The concessions managed by Chem Chem are surrounded by a grand ecosystem, an organism far greater than the sum of its interdependent parts. But to preserve this natural world, we must first understand it.

The necessity to study our environment is something we recognise. Chem Chem has already put a research project in place to help us better comprehend what happens on the ground, how to approach what still needs to be done, and to monitor the sustainable rehabilitation of the wildlife corridor. The first step was to place a collar on one lion to properly monitor its movements and prove that the Tarangire-Manyara Corridor is working. In addition, our rangers are continuously collecting data on the movements of the last big tuskers of Tanzania. It is crucial to properly monitor their movements in order to protect them.


Community is key to conservation in the Tarangire Ecosystem. Our ecosystem is home to a number of culturally rich, but under resourced villages. With limited access to education and economic opportunities, it is difficult to both support one’s family and contribute to the long-term sustainability of the land.

In helping to bring balance back to the area, we are currently committed to supporting schools in some of the villages and have also donated a school bus to enable children from outlying areas to reach the school. We provide English courses for the youth and women as well to widen the scope of their education. The introduction of an Marketplace Literacy course for women has been well received. This is a basic programme which teaches the fundamentals of business, and how to start a small entrepreneurial enterprise. In addition, we have established a soccer tournament to promote social involvement and community interaction within a much-loved sporting framework.

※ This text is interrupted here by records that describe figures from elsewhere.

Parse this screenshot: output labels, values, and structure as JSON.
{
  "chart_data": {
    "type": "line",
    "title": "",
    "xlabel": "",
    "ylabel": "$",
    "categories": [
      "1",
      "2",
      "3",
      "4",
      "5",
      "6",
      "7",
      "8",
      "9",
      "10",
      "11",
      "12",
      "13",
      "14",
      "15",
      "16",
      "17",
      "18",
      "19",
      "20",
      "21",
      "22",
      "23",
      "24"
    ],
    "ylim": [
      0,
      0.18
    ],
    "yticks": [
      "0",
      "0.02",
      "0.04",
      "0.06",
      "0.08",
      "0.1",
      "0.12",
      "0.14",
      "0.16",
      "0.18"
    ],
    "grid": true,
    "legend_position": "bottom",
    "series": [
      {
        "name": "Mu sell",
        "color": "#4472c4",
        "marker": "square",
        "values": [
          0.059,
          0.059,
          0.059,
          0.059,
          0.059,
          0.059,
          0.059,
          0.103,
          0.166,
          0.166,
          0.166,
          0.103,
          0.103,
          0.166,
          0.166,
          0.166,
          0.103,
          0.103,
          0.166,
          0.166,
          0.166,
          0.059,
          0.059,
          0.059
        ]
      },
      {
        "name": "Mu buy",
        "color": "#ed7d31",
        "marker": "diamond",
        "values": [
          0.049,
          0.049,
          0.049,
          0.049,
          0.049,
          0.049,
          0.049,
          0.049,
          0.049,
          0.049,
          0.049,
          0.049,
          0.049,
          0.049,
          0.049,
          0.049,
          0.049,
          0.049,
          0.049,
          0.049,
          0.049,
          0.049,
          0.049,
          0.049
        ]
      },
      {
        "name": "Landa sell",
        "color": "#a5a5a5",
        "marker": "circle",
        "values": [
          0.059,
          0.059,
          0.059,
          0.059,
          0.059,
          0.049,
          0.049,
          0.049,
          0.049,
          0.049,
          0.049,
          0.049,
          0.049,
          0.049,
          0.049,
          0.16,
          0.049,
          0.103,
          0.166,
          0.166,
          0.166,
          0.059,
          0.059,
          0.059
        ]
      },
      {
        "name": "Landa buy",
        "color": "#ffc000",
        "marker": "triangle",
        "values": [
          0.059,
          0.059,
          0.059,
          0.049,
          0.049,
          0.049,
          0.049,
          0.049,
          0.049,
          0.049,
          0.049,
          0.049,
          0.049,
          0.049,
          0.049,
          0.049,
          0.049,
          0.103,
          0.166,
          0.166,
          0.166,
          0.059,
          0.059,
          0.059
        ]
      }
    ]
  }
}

We hope to give as many people as possible an equal chance to expand their knowledge and skills in order to amplify their opportunities. Our intention is to expand our reach to include all 10 villages across the WMA, bringing as many people as we can, enhanced support in all areas of education, and improved living conditions. We believe in the true empowerment of the people of the Tarangire communities for they are the traditional owners of the land. It is they who should take ownership of the process to preserve it. We encourage every member of the local communities to know that they have a stake in the future for they are destined to be part of it. We encourage them to take responsibility for the long-term well-being of the animals and the habitats around them, and in doing so, to ensure and secure their own tomorrow.